Uit de rechtspraak blijkt dat een bestuurder van een BV persoonlijk aansprakelijk kan zijn voor schade die is ontstaan bij de wederpartij van de BV wegens niet nakoming van de overeenkomst door de BV, in het geval de bestuurder de niet nakoming heeft bewerkstelligd of toegelaten. Daarvan dient hem, afhankelijk van de concrete omstandigheden van het geval, een voldoende ernstig persoonlijk verwijt te kunnen worden gemaakt. In het onderhavige geval oordeelde het hof dat er een voldoende ernstig persoonlijk verwijt aan de bestuurder kon worden gemaakt, vanwege het volgende. De huurovereenkomst met de onderhuurder was niet schriftelijk vastgelegd, de bestuurder kende de naam en het telefoonnummer van de onderhuurder niet en kon alleen met hem communiceren door een briefje onder de deur van de onderverhuurde ruimte te schuiven. Daarnaast betaalde de onderhuurder een bedrag van EUR 3.000,-- per maand voor het onderverhuurde deel, terwijl de BV zelf een bedrag van EUR 1.250,-- moest betalen voor het hele pand. De onderhuurder betaalde de huur door het verschuldigde bedrag in contanten in een envelop in een ladeblok te leggen. Daarnaast heeft de bestuurder aangegeven een zoemend geluid te hebben gehoord in het onderverhuurde deel en heeft hij verklaard te hebben geweten dat de ruimtes werden gebruikt voor illegale praktijken. Deze gang van zaken heeft ertoe geleid dat het hof de bestuurder aansprakelijk houdt voor de door Stedin geleden schade vanwege de buiten de meter om afgenomen elektriciteit. Een dergelijk uitkomst komt tegemoet aan menig rechtsgevoel. Uit de door het hof geschetste feiten en omstandigheden blijkt dat de bestuurder  heeft geweten (of moet hebben geweten) van de hennepkwekerij.

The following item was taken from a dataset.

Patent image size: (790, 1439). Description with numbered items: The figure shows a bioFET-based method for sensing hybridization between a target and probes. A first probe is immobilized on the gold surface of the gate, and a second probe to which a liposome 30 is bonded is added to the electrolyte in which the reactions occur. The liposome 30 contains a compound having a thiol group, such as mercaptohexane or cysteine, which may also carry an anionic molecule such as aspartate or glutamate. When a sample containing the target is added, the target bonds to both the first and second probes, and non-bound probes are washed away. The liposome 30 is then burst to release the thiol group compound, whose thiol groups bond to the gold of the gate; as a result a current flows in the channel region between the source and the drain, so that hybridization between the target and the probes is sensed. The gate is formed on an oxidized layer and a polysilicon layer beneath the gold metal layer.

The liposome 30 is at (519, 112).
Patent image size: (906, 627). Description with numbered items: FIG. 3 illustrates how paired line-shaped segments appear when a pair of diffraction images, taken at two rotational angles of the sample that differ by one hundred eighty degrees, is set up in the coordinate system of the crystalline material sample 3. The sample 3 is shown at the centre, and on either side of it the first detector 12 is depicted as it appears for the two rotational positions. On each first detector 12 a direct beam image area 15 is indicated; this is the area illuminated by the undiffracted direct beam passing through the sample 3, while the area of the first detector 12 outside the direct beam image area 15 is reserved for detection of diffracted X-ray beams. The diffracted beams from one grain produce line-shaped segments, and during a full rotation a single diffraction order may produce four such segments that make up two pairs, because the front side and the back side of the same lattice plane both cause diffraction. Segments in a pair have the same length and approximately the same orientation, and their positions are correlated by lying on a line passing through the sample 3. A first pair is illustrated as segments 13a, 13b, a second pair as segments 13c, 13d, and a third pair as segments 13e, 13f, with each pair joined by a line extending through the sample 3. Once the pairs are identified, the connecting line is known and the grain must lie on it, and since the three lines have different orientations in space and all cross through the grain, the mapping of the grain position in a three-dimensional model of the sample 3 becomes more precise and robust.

Het gegeven dat de bestuurder door de strafrechter was vrijgesproken, was volgens het hof niet van belang. Het oordeel van de strafrechter zag namelijk op de strafrechtelijke aansprakelijkheid van de bestuurder en die beoordeling ziet op een andere rechtsvraag dan in het civielrechtelijke geding aan de orde is.

Uit het hier besproken arrest mag niet worden afgeleid dat men altijd bij de bestuurder van de BV kan aankloppen wanneer de BV haar contractuele afspraken niet nakomt. Om de bestuurder succesvol aan te kunnen spreken, dient er meer aan de hand te zijn. Het is nodig dat de bestuurder een voldoende ernstig persoonlijk verwijt kan worden gemaakt. Of dat het geval is, hangt af van de omstandigheden van het geval. Zou de bestuurder in het hier besproken geval bijvoorbeeld de identiteit van de onderhuurder hebben gecontroleerd en hebben ingegrepen toen hij een zoemend geluid uit de onderverhuurde ruimte hoorde komen, dan zou hij wellicht aan aansprakelijkheid zijn ontkomen.